Das Team Bora ist seit einem Jahrzehnt die deutsche Vorzeige-Equipe im Radsport und gehört längst zur absoluten Weltspitze. Doch inzwischen ist es in Tirol registriert - dahinter stecken wirtschaftliche Gründe.

Von Johannes Aumüller, Carcassonne

Der Mannschaftsbus fuhr bereits die Markise ein und startete den Motor. Aber Nils Politt war mit seinem Tagwerk noch nicht fertig und düste noch mal die Straße hinunter. Der gebürtige Kölner war in der Hitzeschlacht nach Carcassonne am Sonntag als kämpferischster Fahrer ausgezeichnet worden, und das zog noch ein paar Pflichten wie Siegerehrung und Mixed-Zonen-Besuch nach sich. Und dann musste Politt noch zu dem vor Ruhetagen obligatorischen Corona-Test, ehe er sich endlich ins Teamhotel kutschieren lassen konnte, in einem Fahrzeug mit dem Kfz-Kennzeichen "RO".

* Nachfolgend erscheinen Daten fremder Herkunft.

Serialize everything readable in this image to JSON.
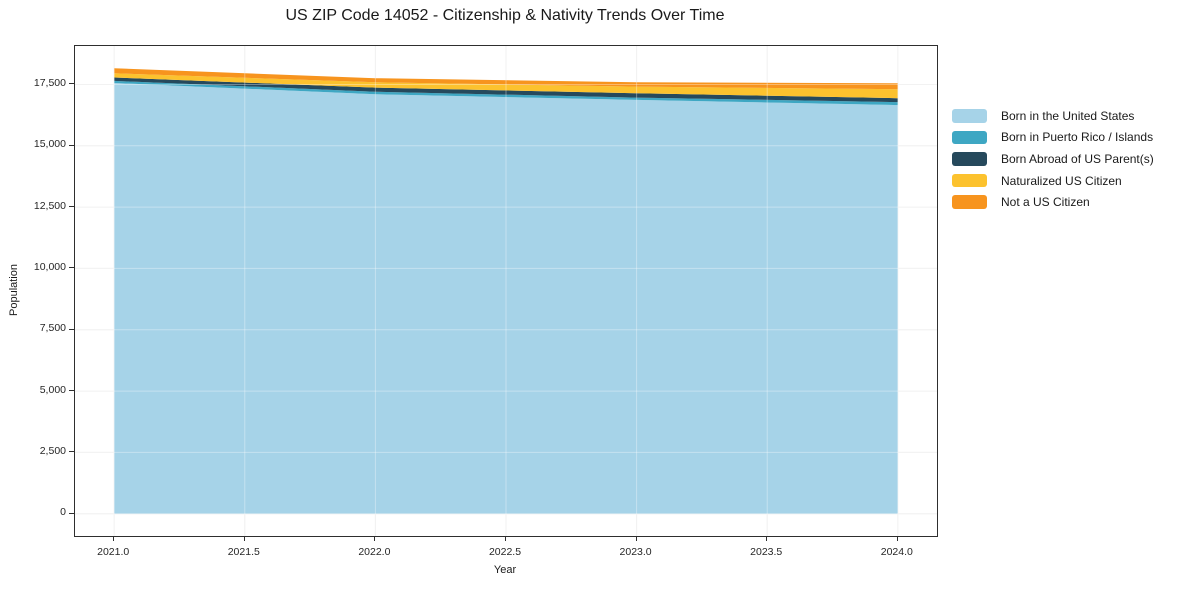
{
  "title": "US ZIP Code 14052 - Citizenship & Nativity Trends Over Time",
  "chart_data": {
    "type": "area",
    "stacked": true,
    "title": "US ZIP Code 14052 - Citizenship & Nativity Trends Over Time",
    "xlabel": "Year",
    "ylabel": "Population",
    "x": [
      2021,
      2022,
      2023,
      2024
    ],
    "series": [
      {
        "name": "Born in the United States",
        "color": "#a6d3e8",
        "values": [
          17560,
          17100,
          16870,
          16660
        ]
      },
      {
        "name": "Born in Puerto Rico / Islands",
        "color": "#3ea7c3",
        "values": [
          85,
          105,
          95,
          120
        ]
      },
      {
        "name": "Born Abroad of US Parent(s)",
        "color": "#26495c",
        "values": [
          140,
          165,
          175,
          160
        ]
      },
      {
        "name": "Naturalized US Citizen",
        "color": "#fcc22e",
        "values": [
          170,
          220,
          270,
          365
        ]
      },
      {
        "name": "Not a US Citizen",
        "color": "#f7941e",
        "values": [
          205,
          165,
          180,
          245
        ]
      }
    ],
    "x_tick_values": [
      2021.0,
      2021.5,
      2022.0,
      2022.5,
      2023.0,
      2023.5,
      2024.0
    ],
    "x_tick_labels": [
      "2021.0",
      "2021.5",
      "2022.0",
      "2022.5",
      "2023.0",
      "2023.5",
      "2024.0"
    ],
    "y_tick_values": [
      0,
      2500,
      5000,
      7500,
      10000,
      12500,
      15000,
      17500
    ],
    "y_tick_labels": [
      "0",
      "2,500",
      "5,000",
      "7,500",
      "10,000",
      "12,500",
      "15,000",
      "17,500"
    ],
    "xlim": [
      2020.85,
      2024.15
    ],
    "ylim": [
      -908,
      19068
    ],
    "grid": true,
    "legend_position": "right-outside"
  }
}
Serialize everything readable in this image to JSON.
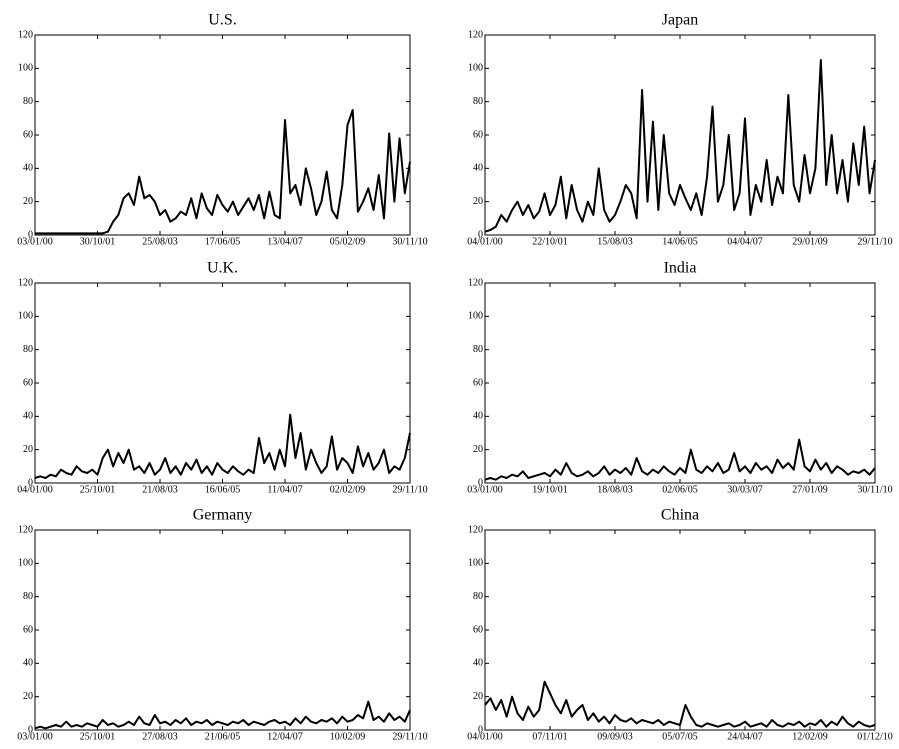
{
  "chart_data": [
    {
      "type": "line",
      "title": "U.S.",
      "color": "#000000",
      "ylim": [
        0,
        120
      ],
      "yticks": [
        0,
        20,
        40,
        60,
        80,
        100,
        120
      ],
      "categories": [
        "03/01/00",
        null,
        null,
        null,
        null,
        null,
        null,
        null,
        null,
        null,
        null,
        null,
        "30/10/01",
        null,
        null,
        null,
        null,
        null,
        null,
        null,
        null,
        null,
        null,
        null,
        "25/08/03",
        null,
        null,
        null,
        null,
        null,
        null,
        null,
        null,
        null,
        null,
        null,
        "17/06/05",
        null,
        null,
        null,
        null,
        null,
        null,
        null,
        null,
        null,
        null,
        null,
        "13/04/07",
        null,
        null,
        null,
        null,
        null,
        null,
        null,
        null,
        null,
        null,
        null,
        "05/02/09",
        null,
        null,
        null,
        null,
        null,
        null,
        null,
        null,
        null,
        null,
        null,
        "30/11/10"
      ],
      "values": [
        1,
        1,
        1,
        1,
        1,
        1,
        1,
        1,
        1,
        1,
        1,
        1,
        1,
        1,
        2,
        8,
        12,
        22,
        25,
        18,
        35,
        22,
        24,
        20,
        12,
        15,
        8,
        10,
        14,
        12,
        22,
        10,
        25,
        16,
        12,
        24,
        18,
        14,
        20,
        12,
        17,
        22,
        15,
        24,
        10,
        26,
        12,
        10,
        69,
        25,
        30,
        18,
        40,
        28,
        12,
        20,
        38,
        15,
        10,
        30,
        66,
        75,
        14,
        20,
        28,
        15,
        36,
        10,
        61,
        20,
        58,
        25,
        44
      ]
    },
    {
      "type": "line",
      "title": "Japan",
      "color": "#000000",
      "ylim": [
        0,
        120
      ],
      "yticks": [
        0,
        20,
        40,
        60,
        80,
        100,
        120
      ],
      "categories": [
        "04/01/00",
        null,
        null,
        null,
        null,
        null,
        null,
        null,
        null,
        null,
        null,
        null,
        "22/10/01",
        null,
        null,
        null,
        null,
        null,
        null,
        null,
        null,
        null,
        null,
        null,
        "15/08/03",
        null,
        null,
        null,
        null,
        null,
        null,
        null,
        null,
        null,
        null,
        null,
        "14/06/05",
        null,
        null,
        null,
        null,
        null,
        null,
        null,
        null,
        null,
        null,
        null,
        "04/04/07",
        null,
        null,
        null,
        null,
        null,
        null,
        null,
        null,
        null,
        null,
        null,
        "29/01/09",
        null,
        null,
        null,
        null,
        null,
        null,
        null,
        null,
        null,
        null,
        null,
        "29/11/10"
      ],
      "values": [
        2,
        3,
        5,
        12,
        8,
        15,
        20,
        12,
        18,
        10,
        14,
        25,
        12,
        18,
        35,
        10,
        30,
        15,
        8,
        20,
        12,
        40,
        15,
        8,
        12,
        20,
        30,
        25,
        10,
        87,
        20,
        68,
        15,
        60,
        25,
        18,
        30,
        22,
        15,
        25,
        12,
        35,
        77,
        20,
        30,
        60,
        15,
        25,
        70,
        12,
        30,
        20,
        45,
        18,
        35,
        25,
        84,
        30,
        20,
        48,
        25,
        40,
        105,
        30,
        60,
        25,
        45,
        20,
        55,
        30,
        65,
        25,
        45
      ]
    },
    {
      "type": "line",
      "title": "U.K.",
      "color": "#000000",
      "ylim": [
        0,
        120
      ],
      "yticks": [
        0,
        20,
        40,
        60,
        80,
        100,
        120
      ],
      "categories": [
        "04/01/00",
        null,
        null,
        null,
        null,
        null,
        null,
        null,
        null,
        null,
        null,
        null,
        "25/10/01",
        null,
        null,
        null,
        null,
        null,
        null,
        null,
        null,
        null,
        null,
        null,
        "21/08/03",
        null,
        null,
        null,
        null,
        null,
        null,
        null,
        null,
        null,
        null,
        null,
        "16/06/05",
        null,
        null,
        null,
        null,
        null,
        null,
        null,
        null,
        null,
        null,
        null,
        "11/04/07",
        null,
        null,
        null,
        null,
        null,
        null,
        null,
        null,
        null,
        null,
        null,
        "02/02/09",
        null,
        null,
        null,
        null,
        null,
        null,
        null,
        null,
        null,
        null,
        null,
        "29/11/10"
      ],
      "values": [
        3,
        4,
        3,
        5,
        4,
        8,
        6,
        5,
        10,
        7,
        6,
        8,
        5,
        15,
        20,
        10,
        18,
        12,
        20,
        8,
        10,
        6,
        12,
        5,
        8,
        15,
        6,
        10,
        5,
        12,
        8,
        14,
        6,
        10,
        5,
        12,
        8,
        6,
        10,
        7,
        5,
        8,
        6,
        27,
        12,
        18,
        8,
        20,
        10,
        41,
        15,
        30,
        8,
        20,
        12,
        6,
        10,
        28,
        8,
        15,
        12,
        6,
        22,
        10,
        18,
        8,
        12,
        20,
        6,
        10,
        8,
        15,
        30
      ]
    },
    {
      "type": "line",
      "title": "India",
      "color": "#000000",
      "ylim": [
        0,
        120
      ],
      "yticks": [
        0,
        20,
        40,
        60,
        80,
        100,
        120
      ],
      "categories": [
        "03/01/00",
        null,
        null,
        null,
        null,
        null,
        null,
        null,
        null,
        null,
        null,
        null,
        "19/10/01",
        null,
        null,
        null,
        null,
        null,
        null,
        null,
        null,
        null,
        null,
        null,
        "18/08/03",
        null,
        null,
        null,
        null,
        null,
        null,
        null,
        null,
        null,
        null,
        null,
        "02/06/05",
        null,
        null,
        null,
        null,
        null,
        null,
        null,
        null,
        null,
        null,
        null,
        "30/03/07",
        null,
        null,
        null,
        null,
        null,
        null,
        null,
        null,
        null,
        null,
        null,
        "27/01/09",
        null,
        null,
        null,
        null,
        null,
        null,
        null,
        null,
        null,
        null,
        null,
        "30/11/10"
      ],
      "values": [
        2,
        3,
        2,
        4,
        3,
        5,
        4,
        7,
        3,
        4,
        5,
        6,
        4,
        8,
        5,
        12,
        6,
        4,
        5,
        7,
        4,
        6,
        10,
        5,
        8,
        6,
        9,
        5,
        15,
        7,
        5,
        8,
        6,
        10,
        7,
        5,
        9,
        6,
        20,
        8,
        6,
        10,
        7,
        12,
        6,
        8,
        18,
        7,
        10,
        6,
        12,
        8,
        10,
        6,
        14,
        9,
        12,
        8,
        26,
        10,
        7,
        14,
        8,
        12,
        6,
        10,
        8,
        5,
        7,
        6,
        8,
        5,
        9
      ]
    },
    {
      "type": "line",
      "title": "Germany",
      "color": "#000000",
      "ylim": [
        0,
        120
      ],
      "yticks": [
        0,
        20,
        40,
        60,
        80,
        100,
        120
      ],
      "categories": [
        "03/01/00",
        null,
        null,
        null,
        null,
        null,
        null,
        null,
        null,
        null,
        null,
        null,
        "25/10/01",
        null,
        null,
        null,
        null,
        null,
        null,
        null,
        null,
        null,
        null,
        null,
        "27/08/03",
        null,
        null,
        null,
        null,
        null,
        null,
        null,
        null,
        null,
        null,
        null,
        "21/06/05",
        null,
        null,
        null,
        null,
        null,
        null,
        null,
        null,
        null,
        null,
        null,
        "12/04/07",
        null,
        null,
        null,
        null,
        null,
        null,
        null,
        null,
        null,
        null,
        null,
        "10/02/09",
        null,
        null,
        null,
        null,
        null,
        null,
        null,
        null,
        null,
        null,
        null,
        "29/11/10"
      ],
      "values": [
        1,
        2,
        1,
        2,
        3,
        2,
        5,
        2,
        3,
        2,
        4,
        3,
        2,
        6,
        3,
        4,
        2,
        3,
        5,
        3,
        8,
        4,
        3,
        9,
        4,
        5,
        3,
        6,
        4,
        7,
        3,
        5,
        4,
        6,
        3,
        5,
        4,
        3,
        5,
        4,
        6,
        3,
        5,
        4,
        3,
        5,
        6,
        4,
        5,
        3,
        7,
        4,
        8,
        5,
        4,
        6,
        5,
        7,
        4,
        8,
        5,
        6,
        9,
        7,
        17,
        6,
        8,
        5,
        10,
        6,
        8,
        5,
        12
      ]
    },
    {
      "type": "line",
      "title": "China",
      "color": "#000000",
      "ylim": [
        0,
        120
      ],
      "yticks": [
        0,
        20,
        40,
        60,
        80,
        100,
        120
      ],
      "categories": [
        "04/01/00",
        null,
        null,
        null,
        null,
        null,
        null,
        null,
        null,
        null,
        null,
        null,
        "07/11/01",
        null,
        null,
        null,
        null,
        null,
        null,
        null,
        null,
        null,
        null,
        null,
        "09/09/03",
        null,
        null,
        null,
        null,
        null,
        null,
        null,
        null,
        null,
        null,
        null,
        "05/07/05",
        null,
        null,
        null,
        null,
        null,
        null,
        null,
        null,
        null,
        null,
        null,
        "24/04/07",
        null,
        null,
        null,
        null,
        null,
        null,
        null,
        null,
        null,
        null,
        null,
        "12/02/09",
        null,
        null,
        null,
        null,
        null,
        null,
        null,
        null,
        null,
        null,
        null,
        "01/12/10"
      ],
      "values": [
        15,
        19,
        12,
        18,
        8,
        20,
        10,
        6,
        14,
        8,
        12,
        29,
        22,
        15,
        10,
        18,
        8,
        12,
        15,
        6,
        10,
        5,
        8,
        4,
        9,
        6,
        5,
        7,
        4,
        6,
        5,
        4,
        6,
        3,
        5,
        4,
        3,
        15,
        8,
        3,
        2,
        4,
        3,
        2,
        3,
        4,
        2,
        3,
        5,
        2,
        3,
        4,
        2,
        6,
        3,
        2,
        4,
        3,
        5,
        2,
        4,
        3,
        6,
        2,
        5,
        3,
        8,
        4,
        2,
        5,
        3,
        2,
        3
      ]
    }
  ]
}
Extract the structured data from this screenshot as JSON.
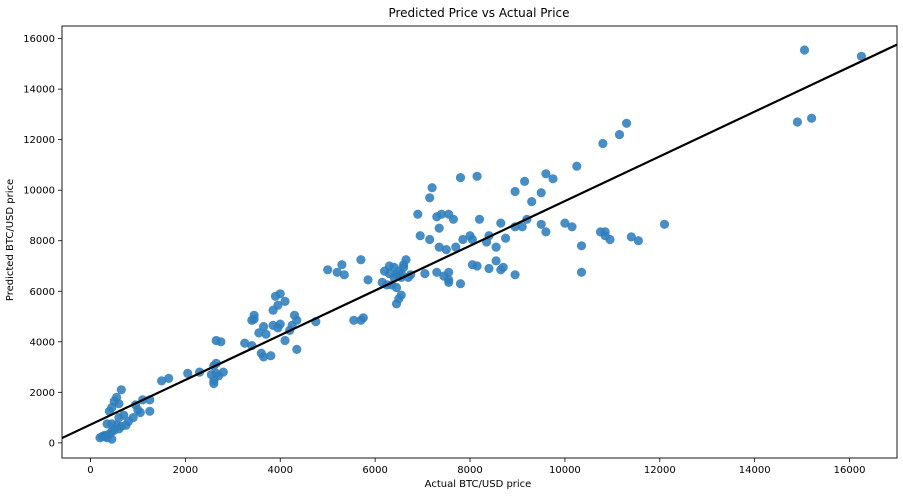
{
  "chart_data": {
    "type": "scatter",
    "title": "Predicted Price vs Actual Price",
    "xlabel": "Actual BTC/USD price",
    "ylabel": "Predicted BTC/USD price",
    "xlim": [
      -600,
      17000
    ],
    "ylim": [
      -600,
      16500
    ],
    "xticks": [
      0,
      2000,
      4000,
      6000,
      8000,
      10000,
      12000,
      14000,
      16000
    ],
    "yticks": [
      0,
      2000,
      4000,
      6000,
      8000,
      10000,
      12000,
      14000,
      16000
    ],
    "grid": false,
    "point_color": "#2f7ebc",
    "line_color": "#000000",
    "regression_line": {
      "slope": 0.885,
      "intercept": 720
    },
    "points": [
      [
        16250,
        15300
      ],
      [
        15050,
        15550
      ],
      [
        15200,
        12850
      ],
      [
        14900,
        12700
      ],
      [
        11300,
        12650
      ],
      [
        11150,
        12200
      ],
      [
        10800,
        11850
      ],
      [
        10250,
        10950
      ],
      [
        9600,
        10650
      ],
      [
        9750,
        10450
      ],
      [
        9150,
        10350
      ],
      [
        8950,
        9950
      ],
      [
        9500,
        9900
      ],
      [
        9300,
        9550
      ],
      [
        7800,
        10500
      ],
      [
        8150,
        10550
      ],
      [
        7200,
        10100
      ],
      [
        7150,
        9700
      ],
      [
        7400,
        9050
      ],
      [
        7550,
        9050
      ],
      [
        6900,
        9050
      ],
      [
        7300,
        8950
      ],
      [
        7650,
        8850
      ],
      [
        8200,
        8850
      ],
      [
        8650,
        8700
      ],
      [
        9200,
        8850
      ],
      [
        9100,
        8550
      ],
      [
        8950,
        8550
      ],
      [
        9500,
        8650
      ],
      [
        10000,
        8700
      ],
      [
        10150,
        8550
      ],
      [
        12100,
        8650
      ],
      [
        10750,
        8350
      ],
      [
        10850,
        8350
      ],
      [
        9600,
        8350
      ],
      [
        8400,
        8200
      ],
      [
        8750,
        8100
      ],
      [
        6950,
        8200
      ],
      [
        7150,
        8050
      ],
      [
        7350,
        8500
      ],
      [
        7850,
        8050
      ],
      [
        8000,
        8200
      ],
      [
        8350,
        7950
      ],
      [
        8050,
        8050
      ],
      [
        8550,
        7750
      ],
      [
        7700,
        7750
      ],
      [
        7500,
        7650
      ],
      [
        7350,
        7750
      ],
      [
        11400,
        8150
      ],
      [
        11550,
        8000
      ],
      [
        10950,
        8050
      ],
      [
        10850,
        8200
      ],
      [
        10350,
        7800
      ],
      [
        5700,
        7250
      ],
      [
        6650,
        7250
      ],
      [
        5300,
        7050
      ],
      [
        5200,
        6750
      ],
      [
        5000,
        6850
      ],
      [
        5350,
        6650
      ],
      [
        6300,
        7000
      ],
      [
        6400,
        6950
      ],
      [
        6500,
        6800
      ],
      [
        6200,
        6800
      ],
      [
        6300,
        6700
      ],
      [
        6450,
        6650
      ],
      [
        6550,
        6550
      ],
      [
        6600,
        6950
      ],
      [
        6750,
        6650
      ],
      [
        7050,
        6700
      ],
      [
        7300,
        6750
      ],
      [
        7450,
        6600
      ],
      [
        7550,
        6450
      ],
      [
        7550,
        6350
      ],
      [
        7800,
        6300
      ],
      [
        8050,
        7050
      ],
      [
        8150,
        7000
      ],
      [
        8400,
        6900
      ],
      [
        8550,
        7200
      ],
      [
        8650,
        6850
      ],
      [
        8700,
        6950
      ],
      [
        8950,
        6650
      ],
      [
        10350,
        6750
      ],
      [
        7550,
        6750
      ],
      [
        5850,
        6450
      ],
      [
        6150,
        6350
      ],
      [
        6250,
        6250
      ],
      [
        6350,
        6250
      ],
      [
        6450,
        6150
      ],
      [
        6550,
        5850
      ],
      [
        6500,
        5700
      ],
      [
        6450,
        5500
      ],
      [
        6550,
        6700
      ],
      [
        6400,
        6550
      ],
      [
        6700,
        6550
      ],
      [
        6600,
        7050
      ],
      [
        5550,
        4850
      ],
      [
        5750,
        4950
      ],
      [
        5700,
        4850
      ],
      [
        4750,
        4800
      ],
      [
        4000,
        5900
      ],
      [
        3900,
        5800
      ],
      [
        4100,
        5600
      ],
      [
        3950,
        5450
      ],
      [
        3850,
        5250
      ],
      [
        4300,
        5050
      ],
      [
        3450,
        4900
      ],
      [
        3450,
        5050
      ],
      [
        3400,
        4850
      ],
      [
        4350,
        4850
      ],
      [
        4250,
        4650
      ],
      [
        4000,
        4700
      ],
      [
        3850,
        4650
      ],
      [
        3650,
        4600
      ],
      [
        3950,
        4550
      ],
      [
        4200,
        4450
      ],
      [
        3550,
        4350
      ],
      [
        3700,
        4300
      ],
      [
        2650,
        4050
      ],
      [
        2750,
        4000
      ],
      [
        3250,
        3950
      ],
      [
        3400,
        3850
      ],
      [
        4100,
        4050
      ],
      [
        4350,
        3700
      ],
      [
        3600,
        3550
      ],
      [
        3650,
        3400
      ],
      [
        3800,
        3450
      ],
      [
        2600,
        3050
      ],
      [
        2650,
        3150
      ],
      [
        2800,
        2800
      ],
      [
        2650,
        2750
      ],
      [
        2550,
        2700
      ],
      [
        2300,
        2800
      ],
      [
        2050,
        2750
      ],
      [
        2700,
        2650
      ],
      [
        2600,
        2450
      ],
      [
        2600,
        2350
      ],
      [
        1650,
        2550
      ],
      [
        1500,
        2450
      ],
      [
        650,
        2100
      ],
      [
        550,
        1800
      ],
      [
        500,
        1650
      ],
      [
        600,
        1550
      ],
      [
        1100,
        1700
      ],
      [
        1250,
        1700
      ],
      [
        950,
        1500
      ],
      [
        450,
        1400
      ],
      [
        400,
        1250
      ],
      [
        1000,
        1300
      ],
      [
        1250,
        1250
      ],
      [
        1050,
        1200
      ],
      [
        900,
        1000
      ],
      [
        700,
        1100
      ],
      [
        600,
        1000
      ],
      [
        800,
        850
      ],
      [
        750,
        700
      ],
      [
        650,
        650
      ],
      [
        550,
        700
      ],
      [
        450,
        750
      ],
      [
        350,
        750
      ],
      [
        500,
        500
      ],
      [
        600,
        550
      ],
      [
        450,
        450
      ],
      [
        400,
        350
      ],
      [
        300,
        300
      ],
      [
        250,
        250
      ],
      [
        350,
        200
      ],
      [
        450,
        150
      ],
      [
        300,
        250
      ],
      [
        200,
        200
      ]
    ]
  }
}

Wie so viele Teams im Radzirkus ist Bora-Hansgrohe eine internationale Angelegenheit, aber dieses "RO" ist durchaus markant. Im oberbayerischen Raubling nahe Rosenheim ist die Equipe vor zehn Jahren gegründet worden. Damals war sie noch Zweitdivisionär, aber längst gehört sie zu den absoluten Spitzenmannschaften im Peloton, mit einem geschätzten Budget von zirka 20 Millionen Euro. Auch wenn zwischendurch mal andere Teams mit deutscher Lizenz oder deutschem Sponsor zum Feld gehörten, so gilt Bora im Prinzip seit zehn Jahren als die einzige deutsche Mannschaft im Peloton. Es ist auch kein Zufall, dass vier der aktuell besten deutschen Radprofis für Bora fahren. "Die Raublinger" als beschreibender Begriff ist Standard geworden.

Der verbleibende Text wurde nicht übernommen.